I’m not necessarily talking about time spent at the keyboard, but time for the work to become fully realized, with brilliant language, deep characters, theme, and the best possible resolution. This is often time spent away from the story, letting it swirl around in your subconscious, where new possibilities can develop.
Many successful writers admit to having “worked” on their stories for months or even years before they considered them finished. For example, in emailing with Jose Araguz, whose flash fiction “Spiderman Hitches a Ride” appeared in issue 5 in 2015, I learned that he wrote the first draft in 2006, and had been revising since then. One of the first stories that knocked me out when I first started writing fiction was Leslie Pietrzyk’s “Just Another Abortion Story,” which appeared in Gettysburg Review. I was so impressed by it that I emailed her cold to tell her, and asked how long she’d been working on it. She was nice enough to reply. Two years, she said. At the time, that knocked me out too. I was used to spending a couple of weeks on a first draft, a revision or two for maybe another two weeks, and then sending the story out.
In time I learned some patience, although it’s still a battle to keep from sending work out before it’s done. But I’ve developed something of a process to keep my urge to send work too quickly in check. You too can avoid premature submission, simply by following a few simple steps. Here’s how it works, based on the process I follow:
- The first drafts. Everything you write in the first draft or two sounds fantastic. The idea is original, the characters are interesting and deep, and the setting is perfectly described. The plot flows nicely up to the climax and resolution, which occur to you like divine inspiration. You’ve outdone yourself this time. What self-respecting literary journal could possibly reject this masterwork? But you know from experience that you need to slow down, and you force yourself to put the story away for a couple of weeks.
- When you come back to it, you are so sure it’s a winner that you open it eagerly. Just a few more tweaks to ensure everything is clear and there are no typos, and you can start sending it out… But as soon as you start to read, you begin to wonder about your sanity. This? This is your best work? The language is flat, the characters shallow, and the imagery is completely off. You start to go through and revise, but you can barely bring yourself to work on such a mess. It’s just too depressing. You call yourself a writer?

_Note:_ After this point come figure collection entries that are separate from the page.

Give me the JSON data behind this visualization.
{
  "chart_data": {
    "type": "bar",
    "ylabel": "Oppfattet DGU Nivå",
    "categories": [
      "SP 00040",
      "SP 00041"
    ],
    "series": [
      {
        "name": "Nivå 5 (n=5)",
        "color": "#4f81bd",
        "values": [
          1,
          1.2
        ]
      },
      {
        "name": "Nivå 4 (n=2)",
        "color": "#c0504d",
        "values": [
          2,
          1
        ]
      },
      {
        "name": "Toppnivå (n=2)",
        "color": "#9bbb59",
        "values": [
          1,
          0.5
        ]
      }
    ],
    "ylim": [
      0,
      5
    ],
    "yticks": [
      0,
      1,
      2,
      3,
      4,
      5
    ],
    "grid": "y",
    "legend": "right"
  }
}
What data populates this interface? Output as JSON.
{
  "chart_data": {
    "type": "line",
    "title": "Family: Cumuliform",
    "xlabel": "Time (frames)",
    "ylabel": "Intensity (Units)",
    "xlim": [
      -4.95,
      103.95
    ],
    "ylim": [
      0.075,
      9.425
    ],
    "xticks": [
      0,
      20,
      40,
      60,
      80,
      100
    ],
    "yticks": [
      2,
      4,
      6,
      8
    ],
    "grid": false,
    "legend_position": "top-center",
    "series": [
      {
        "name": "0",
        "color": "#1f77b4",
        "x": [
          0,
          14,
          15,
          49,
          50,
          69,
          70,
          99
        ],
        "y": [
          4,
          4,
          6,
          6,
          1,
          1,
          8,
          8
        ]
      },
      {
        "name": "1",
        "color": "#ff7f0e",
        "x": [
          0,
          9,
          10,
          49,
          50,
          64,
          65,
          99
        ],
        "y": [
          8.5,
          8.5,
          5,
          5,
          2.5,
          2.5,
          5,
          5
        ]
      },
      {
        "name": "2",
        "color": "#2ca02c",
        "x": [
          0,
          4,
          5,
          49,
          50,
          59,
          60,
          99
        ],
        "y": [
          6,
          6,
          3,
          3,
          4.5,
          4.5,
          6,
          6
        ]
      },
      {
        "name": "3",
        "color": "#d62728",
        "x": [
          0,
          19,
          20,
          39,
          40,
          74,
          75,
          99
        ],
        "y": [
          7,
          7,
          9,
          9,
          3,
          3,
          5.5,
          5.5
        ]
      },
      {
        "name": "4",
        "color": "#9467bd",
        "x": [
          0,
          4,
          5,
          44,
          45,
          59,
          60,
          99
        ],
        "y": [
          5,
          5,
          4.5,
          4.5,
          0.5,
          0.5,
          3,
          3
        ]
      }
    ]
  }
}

- Put the story away for a couple of months this time; maybe six or more if you have a good memory. The object is to forget what you’ve written (as much as possible) and be able to look at it with a fresh and relatively unbiased perspective.
- Now, when you open the file, you can view the story much as a reader or editor would. This time the story engages you right from the start. The language is powerful; the scenes are working. It wasn’t as bad as you remembered. But because you have some perspective now, you can see where it’s not communicating. You see the theme underlying the narrative, but you understand that readers may not. You see the holes in the logic, the gaps between what you intended and what the story actually says. And that is where the real work of writing begins. You understand now that you can’t rush the story to completion, and you’re willing to do the work necessary. As Gordon Lish once said, “Don’t do the best you can do, do the best that can be done.” This point, by the way, is when you should be workshopping the piece, not after step 1.
But how to keep your hands off that story while you wait for it to ferment? The key, to me, is to simply have a lot of stories in work; then you won’t be so tempted to rush any particular one. Keep a list of story ideas and add to it whenever possible. For each one, write a page or so of notes or prose to kickstart it. After you’ve finished a draft of one story, choose another from your list and see where you can take it. This will help keep your mind off the previous one. Have enough of them and you can delay the next draft of each story long enough so that you’re looking at it fresh when you finally get back to it.
Before you know it, your problems with premature submission will be cured—and it won’t take a little blue pill to do it.